One of our most difficult, and still unresolved issues stemmed from the fact
that our refrigerators are organized differently. It was ridiculous and
understandable at the same time, but we were young and so it seemed
insurmountable. I remember wanting to break up with him the night we had that
argument. But I knew somehow that I couldn’t, and when he turned over with his
mind erased of all the words he had just said, I let myself believe that
imperfections are normal, that relationships aren’t perfect, and that what I
had grown up observing in adults was finally making sense to me too.
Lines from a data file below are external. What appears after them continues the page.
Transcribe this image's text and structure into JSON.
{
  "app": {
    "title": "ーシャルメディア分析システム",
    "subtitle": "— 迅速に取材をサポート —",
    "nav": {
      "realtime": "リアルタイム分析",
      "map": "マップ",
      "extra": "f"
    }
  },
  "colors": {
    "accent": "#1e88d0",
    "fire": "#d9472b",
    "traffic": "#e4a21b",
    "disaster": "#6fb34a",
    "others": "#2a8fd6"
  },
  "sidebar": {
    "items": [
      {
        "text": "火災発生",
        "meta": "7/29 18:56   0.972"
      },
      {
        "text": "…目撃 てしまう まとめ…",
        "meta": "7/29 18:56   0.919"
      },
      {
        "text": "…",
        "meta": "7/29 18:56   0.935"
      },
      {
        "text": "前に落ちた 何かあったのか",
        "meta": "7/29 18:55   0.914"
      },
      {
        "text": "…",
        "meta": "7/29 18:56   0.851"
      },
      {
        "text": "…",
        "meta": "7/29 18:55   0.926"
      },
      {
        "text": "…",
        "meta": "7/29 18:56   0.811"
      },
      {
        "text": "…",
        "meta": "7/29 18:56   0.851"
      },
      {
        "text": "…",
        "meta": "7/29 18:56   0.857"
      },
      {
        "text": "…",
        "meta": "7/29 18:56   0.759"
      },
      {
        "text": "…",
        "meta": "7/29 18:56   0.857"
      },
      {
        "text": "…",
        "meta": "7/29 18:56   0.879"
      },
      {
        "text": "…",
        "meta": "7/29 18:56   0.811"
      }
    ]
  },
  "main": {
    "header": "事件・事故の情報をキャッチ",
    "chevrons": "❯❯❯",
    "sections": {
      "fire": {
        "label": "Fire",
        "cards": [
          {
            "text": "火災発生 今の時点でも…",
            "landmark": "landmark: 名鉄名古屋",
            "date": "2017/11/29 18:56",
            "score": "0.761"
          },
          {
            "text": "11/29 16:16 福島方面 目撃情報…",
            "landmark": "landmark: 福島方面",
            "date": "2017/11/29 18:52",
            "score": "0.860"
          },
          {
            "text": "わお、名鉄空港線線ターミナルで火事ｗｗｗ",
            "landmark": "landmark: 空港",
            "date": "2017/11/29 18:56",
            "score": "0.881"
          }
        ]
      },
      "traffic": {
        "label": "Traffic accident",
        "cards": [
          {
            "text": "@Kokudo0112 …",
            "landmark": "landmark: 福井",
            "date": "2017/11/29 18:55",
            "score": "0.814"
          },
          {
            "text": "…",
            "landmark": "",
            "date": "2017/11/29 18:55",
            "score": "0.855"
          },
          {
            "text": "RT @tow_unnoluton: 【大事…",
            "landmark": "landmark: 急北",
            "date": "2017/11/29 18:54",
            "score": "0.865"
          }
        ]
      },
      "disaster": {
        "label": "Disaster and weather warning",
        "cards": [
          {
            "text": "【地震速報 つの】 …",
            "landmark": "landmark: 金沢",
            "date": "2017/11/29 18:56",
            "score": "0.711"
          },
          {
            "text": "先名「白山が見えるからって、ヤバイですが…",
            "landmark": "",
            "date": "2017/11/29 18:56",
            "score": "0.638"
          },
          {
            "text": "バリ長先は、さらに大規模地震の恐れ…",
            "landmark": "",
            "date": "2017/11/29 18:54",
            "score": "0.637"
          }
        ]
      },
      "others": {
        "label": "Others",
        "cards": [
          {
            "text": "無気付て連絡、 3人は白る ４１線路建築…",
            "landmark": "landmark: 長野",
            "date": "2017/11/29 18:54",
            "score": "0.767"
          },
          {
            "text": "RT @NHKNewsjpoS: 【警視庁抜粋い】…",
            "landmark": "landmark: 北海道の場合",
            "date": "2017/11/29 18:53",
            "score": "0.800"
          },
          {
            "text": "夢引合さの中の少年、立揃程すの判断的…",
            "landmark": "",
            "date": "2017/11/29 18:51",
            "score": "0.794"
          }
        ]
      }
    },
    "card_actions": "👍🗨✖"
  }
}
I don’t want to fault anyone for
raising me to believe that love and monogamy and spending the rest of one’s
life with one person are unrealistic. I think that somehow I’ve just arrived at
that idea on my own. And I think it is crucially important to understand that
because I have so little experience regarding love to begin with, it’s
unrealistic to think that I can really have a solid idea of what it is. I can
only say that I’ve been growing each day to understand the gray areas, and as I
grow I have learned to understand my roommate’s experience a little better. In
a way I think we all have had a time that we felt we had made a mistake by not
expressing ourselves in the best way possible.
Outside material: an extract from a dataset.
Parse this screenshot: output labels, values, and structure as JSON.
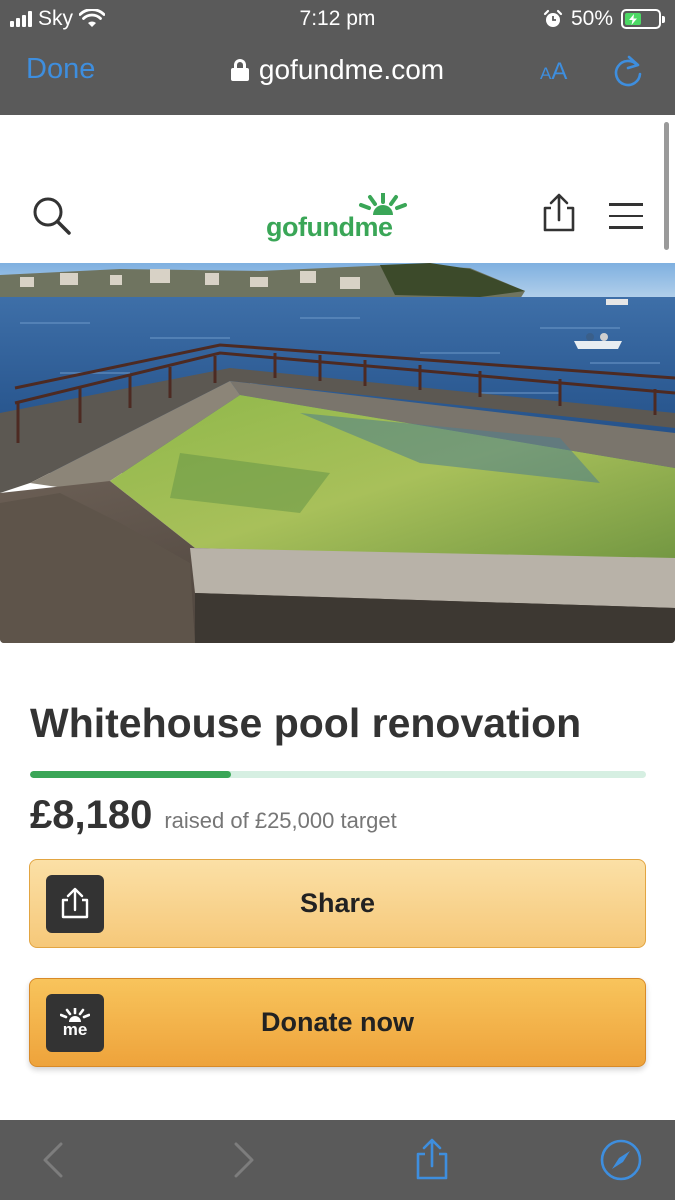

I think that, had someone presented me
with a pen and paper on that plane, I too would have felt the need to write and
write, to try with every piece of me to explain why I had decided to make
things happen in a particular way.
My ex-boyfriend and I still talk pretty
regularly. And I’ve become much more comfortable admitting that to people as
this year has gone by, because our relationship feels so much better than it
ever did when we were dating. We aren’t in the type of situation where I would
invite him to family parties or expect him to be my date at a wedding, and
neither of us have the expectation of the other to remain monogamous. In a way,
this seems like the most accurate representation I can give of modern love in
college. Nothing about our situation makes sense on paper, and it is not like
anything I’ve ever seen idolized in the movies. But I’m happier than I was for
a lot of our relationship, and I love talking to my mom about the ways he and I
have both matured. There are no expectations, and I think that is what has made
our relationship so much stronger.
It’s been a while since my roommate had
her situation with the ugly breakup; in fact, I can’t say I ever really spent
time with her as she worked her way through that experience. But since I’ve
known her, she hasn’t seemed fazed by the consequences of her over-explaining
in the past. He and she don’t talk anymore, and it’s weird because they still
do have a lot of the same friends. I guess that’s another aspect of modern love
in college—things get messy pretty easily. But in a world as small as ours we
have to learn to coexist with the oddities of discomfort. I can’t be entirely
sure about all that happened between the two of them anyway, since I’ve only
heard both sides of the story from third parties. But what I can be sure of is
that this story has been a jumping off point for my own self-reflection.
How can we ever really tell how much
another person feels we have wronged them? And how can we ever really tell how
much another person understands the ways in which we feel wronged by them?